On March 27, 2019, I'll be directing an invited seminar for PhD researchers at Ghent University in Belgium. The seminar is called "Law and Ecology: Literary and Philosophical Perspectives." Here's what we'll be thinking about:

The Anglo-American legal tradition is fundamentally anthropocentric and individualist. As the legal philosopher Desmond Manderson observes, criminal law, contract law, property law, and even constitutional law all start “with the assumed primacy of ‘I’,” the “I” which is independent and autonomous, born with a set of natural, unassailable rights to life, liberty, and property. Both Thomas Hobbes and John Locke believed that humans were by nature independent and self-governing and that the first and most basic duty of any legal system should be to protect this primary freedom. This basic acceptance of the primacy of the “I” persists in the most influential legal thought of our own time, too, linking together the otherwise very different work of theorists from John Rawls to Robert Nozick and Ernst Weinrib.
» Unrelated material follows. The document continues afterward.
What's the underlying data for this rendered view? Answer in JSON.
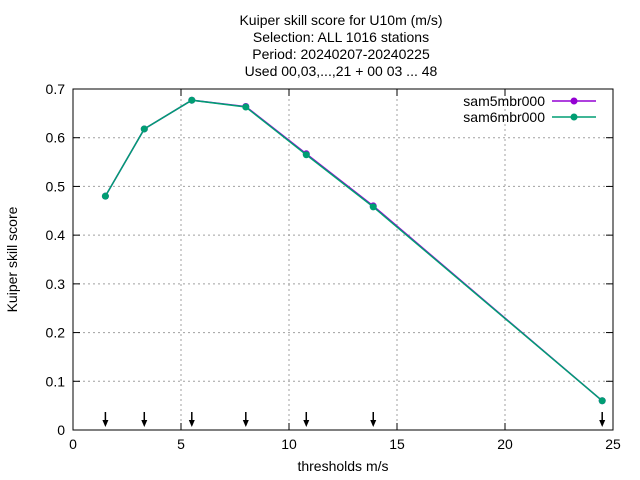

In this seminar, we will push back against this tradition by considering how legal experience might be described in terms that don’t depend on the grammar of the “I” and the “me.” On the philosophical level, this will involve rethinking key legal concepts such as judgment, consent, responsibility, property, and personhood by placing them in a material and interspecies frame. On the political level, it will involve addressing how this philosophical re-orientation translates into new possibilities for environmental justice, including animal sovereignty, natural resource politics, sustainable citizenship, and indigenous rights. Our thinking will be guided by a selection of literary and philosophical writings.